The agency released a plan to work down the tens of millions of filings that includes speeding up the traditionally slow hiring process, relying more on automated processes and bringing on more contract workers to help with mailroom and paper processing.
Getting it done will be the big challenge, tax experts say.
The agency faces a backlog of around 20 million pieces of correspondence, which is more than 15 times as large as in a normal filing season, according to the agency. And the IRS workforce is the same size it was in 1970, though the U.S. population has grown exponentially and the U.S. tax code has become increasingly complicated.
Additionally, the need to administer pandemic-related programs has imposed an entirely new workload on the agency.
White House officials have said the agency is not equipped to serve taxpayers even in non-pandemic years. A senior administration official, speaking on condition of anonymity Thursday to preview the new IRS plan, said processing returns will continue to be a massive challenge so long as the agency operates on 1960s infrastructure.

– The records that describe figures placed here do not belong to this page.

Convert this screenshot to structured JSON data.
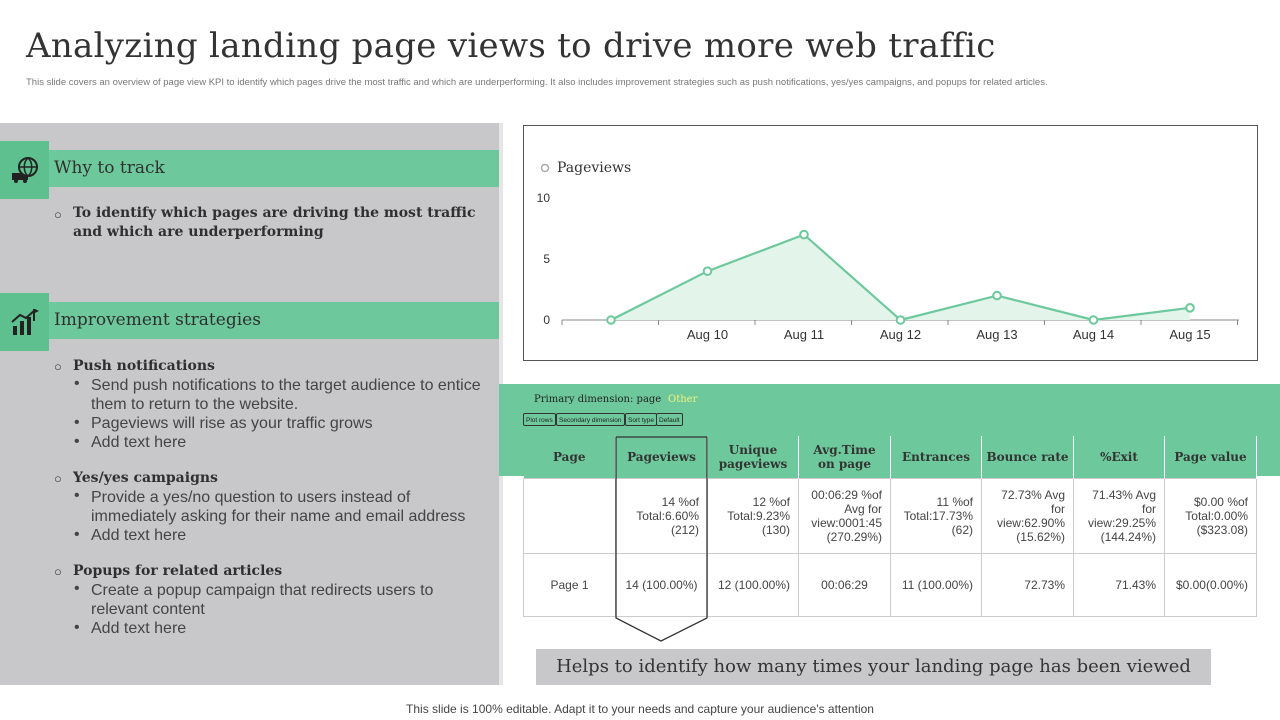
{
  "header": {
    "title": "Analyzing landing page views to drive more web traffic",
    "subtitle": "This slide covers an overview of page view KPI to identify which pages drive the most traffic and which are underperforming.  It also includes improvement strategies such as push notifications, yes/yes campaigns, and popups for related articles."
  },
  "why": {
    "title": "Why to track",
    "icon": "globe-truck-icon",
    "point": "To identify which pages are driving the most traffic and which are underperforming"
  },
  "improvement": {
    "title": "Improvement strategies",
    "icon": "growth-chart-icon",
    "sections": [
      {
        "heading": "Push notifications",
        "bullets": [
          "Send push notifications to the target audience to entice them to return to the website.",
          "Pageviews will rise as your traffic grows",
          "Add text here"
        ]
      },
      {
        "heading": "Yes/yes campaigns",
        "bullets": [
          "Provide a yes/no question to users instead of immediately asking for their name and email address",
          "Add text here"
        ]
      },
      {
        "heading": "Popups for related articles",
        "bullets": [
          "Create a popup campaign that redirects users to relevant content",
          "Add text here"
        ]
      }
    ]
  },
  "chart_data": {
    "type": "area",
    "legend": "Pageviews",
    "series": [
      {
        "name": "Pageviews",
        "values": [
          0,
          4,
          7,
          0,
          2,
          0,
          1
        ]
      }
    ],
    "x": [
      "",
      "Aug 10",
      "Aug 11",
      "Aug 12",
      "Aug 13",
      "Aug 14",
      "Aug 15"
    ],
    "yticks": [
      "10",
      "5",
      "0"
    ],
    "ylim": [
      0,
      10
    ],
    "color": "#6dc99c",
    "fill": "#e3f4ea"
  },
  "report": {
    "primary_label": "Primary dimension: page",
    "primary_value": "Other",
    "buttons": [
      "Plot rows",
      "Secondary dimension",
      "Sort type",
      "Default"
    ],
    "columns": [
      "Page",
      "Pageviews",
      "Unique pageviews",
      "Avg.Time on page",
      "Entrances",
      "Bounce rate",
      "%Exit",
      "Page value"
    ],
    "summary": [
      "",
      "14 %of Total:6.60% (212)",
      "12 %of Total:9.23% (130)",
      "00:06:29 %of Avg for view:0001:45 (270.29%)",
      "11 %of Total:17.73% (62)",
      "72.73% Avg for view:62.90% (15.62%)",
      "71.43% Avg for view:29.25% (144.24%)",
      "$0.00 %of Total:0.00% ($323.08)"
    ],
    "row": [
      "Page 1",
      "14 (100.00%)",
      "12 (100.00%)",
      "00:06:29",
      "11 (100.00%)",
      "72.73%",
      "71.43%",
      "$0.00(0.00%)"
    ]
  },
  "callout": "Helps to identify how many times your landing page has been viewed",
  "footer": "This slide is 100% editable. Adapt it to your needs and capture your audience's attention"
}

The IRS’ latest plan to combat the current backlog includes creating a 700-person surge team to process new returns, adding 2,000 contractors to respond to taxpayer questions about stimulus and child tax credit payments and developing new automated voice and chat bots to answer taxpayer questions.
The plan also calls for several upcoming hiring fairs in Austin, Texas; Kansas City, Missouri; and Ogden, Utah, where the IRS will be able to use “direct-hire authority” to allow new hires to begin work within 30 to 45 days of their job offer.
There is no plan to extend the current April 18 filing deadline, the senior official said.